Efficient implementation of the HIGGS (Hadamard Incoherence with Gaussian MSE-optimal GridS) non-uniform quantization approach for Large Language Models, based on the Linearity Theorem.

Reference

This implementation is based on the paper:

Overview

HIGGS provides a principled approach to non-uniform quantization of LLMs by:

  1. Noise Injection: Simulating quantization effects by injecting calibrated Gaussian noise
  2. Linearity Theorem: Establishing a linear relationship between layer-wise reconstruction error and perplexity increase
  3. Alpha Calibration: Computing layer-wise sensitivity coefficients (α_ℓ) via linear regression
  4. Optimal Assignment: Solving a knapsack problem to find the optimal per-layer bitwidth allocation

Key Features

  • Efficient: Leverages HuggingFace Transformers and Accelerate for fast inference
  • Flexible: Supports any LLM architecture (dense and MoE models)
  • Principled: Based on theoretical foundations from the Linearity Theorem
  • Practical: Outputs actionable bitwidth assignments
  • MoE Support: Handles Mixture-of-Experts models with grouped expert quantization

Installation

From Source

git clone https://github.com/yourusername/higgs-quantization.git
cd higgs-quantization
pip install -e .

Requirements

  • Python >= 3.8
  • PyTorch >= 2.0.0
  • Transformers >= 4.35.0
  • CUDA-capable GPU (recommended)

Quick Start

Step 1: Calibrate Alpha Values

Run calibration to compute layer-wise sensitivity coefficients:

python scripts/calibrate_alphas.py \
    --model_name meta-llama/Llama-2-7b-hf \
    --num_samples 100 \
    --bits_range 3 4 5 6 8 \
    --output_dir ./outputs/llama2-7b

This will:

  • Load the model
  • Extract all linear layers
  • Load calibration data from Fineweb
  • For each layer and bitwidth:
    • Inject noise simulating quantization
    • Measure PPL impact
    • Record noise norms and layer norms
  • Solve for α_ℓ values using linear regression
  • Save results to ./outputs/llama2-7b/alpha_values.json

Step 2: Solve for Optimal Bitwidth Assignment

Use the calibrated alpha values to find optimal bitwidth allocation:

python scripts/solve_assignment.py \
    --alpha_file ./outputs/llama2-7b/alpha_values.json \
    --metadata_file ./outputs/llama2-7b/layer_metadata.json \
    --target_avg_bits 4.0 \
    --method dp \
    --output_file ./outputs/llama2-7b/assignment_4bit.json

This will:

  • Load alpha values and layer metadata
  • Solve the knapsack problem using dynamic programming
  • Find the optimal per-layer bitwidth assignment
  • Minimize expected PPL increase subject to the bit budget
  • Save the assignment to JSON

Usage Examples

Example 1: Full Calibration Pipeline

from higgs_quantization import (
    ModelHandler,
    CalibrationDataset,
    PerplexityEvaluator,
    NoiseInjector,
    AlphaSolver
)

# 1. Load model
handler = ModelHandler("meta-llama/Llama-2-7b-hf")
model = handler.load_model()
linear_layers = handler.extract_linear_layers()
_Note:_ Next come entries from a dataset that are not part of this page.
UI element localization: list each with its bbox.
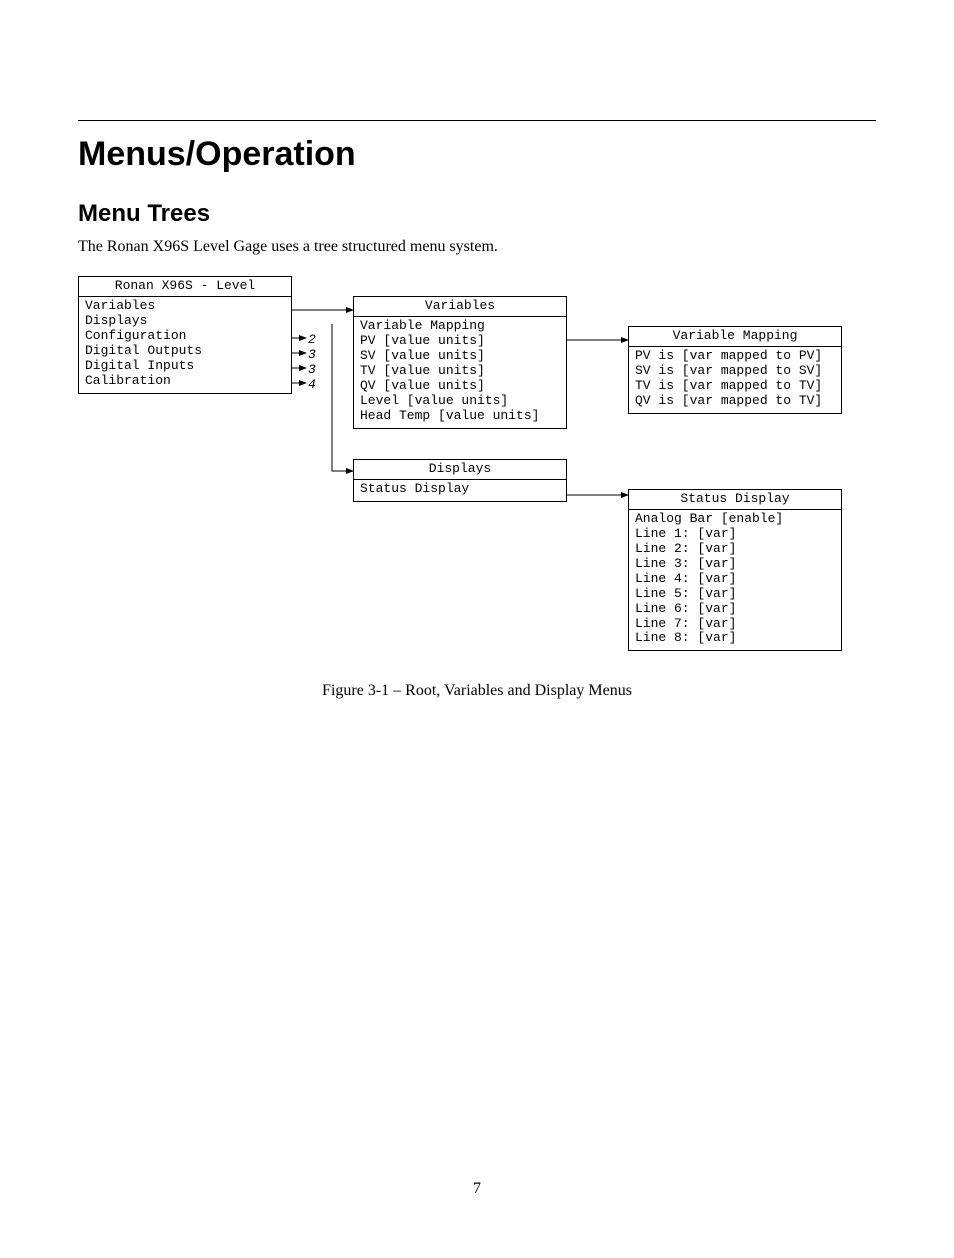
- intro-paragraph: The Ronan X96S Level Gage uses a tree st…: [78, 238, 876, 256]
- page-ref-annotation: 3: [308, 347, 316, 362]
- page-title: Menus/Operation: [78, 135, 876, 174]
- menu-box-variables: VariablesVariable Mapping PV [value unit…: [353, 296, 567, 429]
- menu-box-items: Variable Mapping PV [value units] SV [va…: [354, 317, 566, 428]
- menu-box-items: PV is [var mapped to PV] SV is [var mapp…: [629, 347, 841, 413]
- menu-box-header: Variable Mapping: [629, 327, 841, 347]
- menu-box-root: Ronan X96S - LevelVariables Displays Con…: [78, 276, 292, 394]
- menu-box-items: Analog Bar [enable] Line 1: [var] Line 2…: [629, 510, 841, 650]
- menu-box-variable_mapping: Variable MappingPV is [var mapped to PV]…: [628, 326, 842, 414]
- menu-box-header: Displays: [354, 460, 566, 480]
- figure-caption: Figure 3-1 – Root, Variables and Display…: [78, 682, 876, 700]
- section-subtitle: Menu Trees: [78, 200, 876, 228]
- page-ref-annotation: 3: [308, 362, 316, 377]
- page-ref-annotation: 4: [308, 377, 316, 392]
- menu-box-header: Variables: [354, 297, 566, 317]
- horizontal-rule: [78, 120, 876, 121]
- arrow: [332, 324, 353, 471]
- menu-box-header: Status Display: [629, 490, 841, 510]
- page-number: 7: [78, 1180, 876, 1198]
- page-ref-annotation: 2: [308, 332, 316, 347]
- menu-box-items: Status Display: [354, 480, 566, 501]
- menu-tree-diagram: Ronan X96S - LevelVariables Displays Con…: [78, 276, 876, 666]
- menu-box-header: Ronan X96S - Level: [79, 277, 291, 297]
- menu-box-displays: DisplaysStatus Display: [353, 459, 567, 502]
- menu-box-items: Variables Displays Configuration Digital…: [79, 297, 291, 393]
- menu-box-status_display: Status DisplayAnalog Bar [enable] Line 1…: [628, 489, 842, 651]
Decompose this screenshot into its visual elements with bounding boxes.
# 2. Load calibration data
calib = CalibrationDataset(
    tokenizer_name="meta-llama/Llama-2-7b-hf",
    num_samples=100
)
calib.load_tokenizer()
samples = calib.load_dataset()

# 3. Measure baseline PPL
evaluator = PerplexityEvaluator(model, calib.tokenizer)
baseline_ppl = evaluator.evaluate_batched(samples)

# 4. Calibrate alpha values
injector = NoiseInjector(model)
solver = AlphaSolver()

for layer_name, module in linear_layers.items():
    for bits in [3, 4, 5, 6, 8]:
        # Inject noise
        noise_norm_sq, layer_norm_sq = injector.inject_noise(
            layer_name, module, bits
        )

        # Measure PPL
        noisy_ppl = evaluator.evaluate_batched(samples)
        ppl_increase = noisy_ppl - baseline_ppl

        # Record measurement
        solver.add_measurement(
            layer_name, bits, noise_norm_sq, layer_norm_sq,
            ppl_increase, baseline_ppl, noisy_ppl
        )

        # Remove noise
        injector.remove_noise(layer_name)

# 5. Solve for alphas
alpha_values = solver.solve_alpha_all_layers()
solver.save_alpha_values("alpha_values.json")

Example 2: Bitwidth Assignment

from higgs_quantization import KnapsackSolver
import json

# Load alpha values and metadata
with open("alpha_values.json") as f:
    alpha_data = json.load(f)
    alpha_values = alpha_data['alpha_values']

with open("layer_metadata.json") as f:
    metadata = json.load(f)
    layer_sizes = {
        name: meta['num_parameters']
        for name, meta in metadata.items()
    }

# Create solver
solver = KnapsackSolver(
    alpha_values=alpha_values,
    layer_sizes=layer_sizes,
    bits_choices=[3, 4, 5, 6, 8]
)

# Solve for 4-bit average
assignment = solver.solve(target_avg_bits=4.0)

# Evaluate
metrics = solver.evaluate_assignment(assignment)
print(f"Average bits: {metrics['avg_bits']:.2f}")
print(f"Expected cost: {metrics['total_cost']:.4e}")

# Save
solver.save_assignment(assignment, "assignment_4bit.json")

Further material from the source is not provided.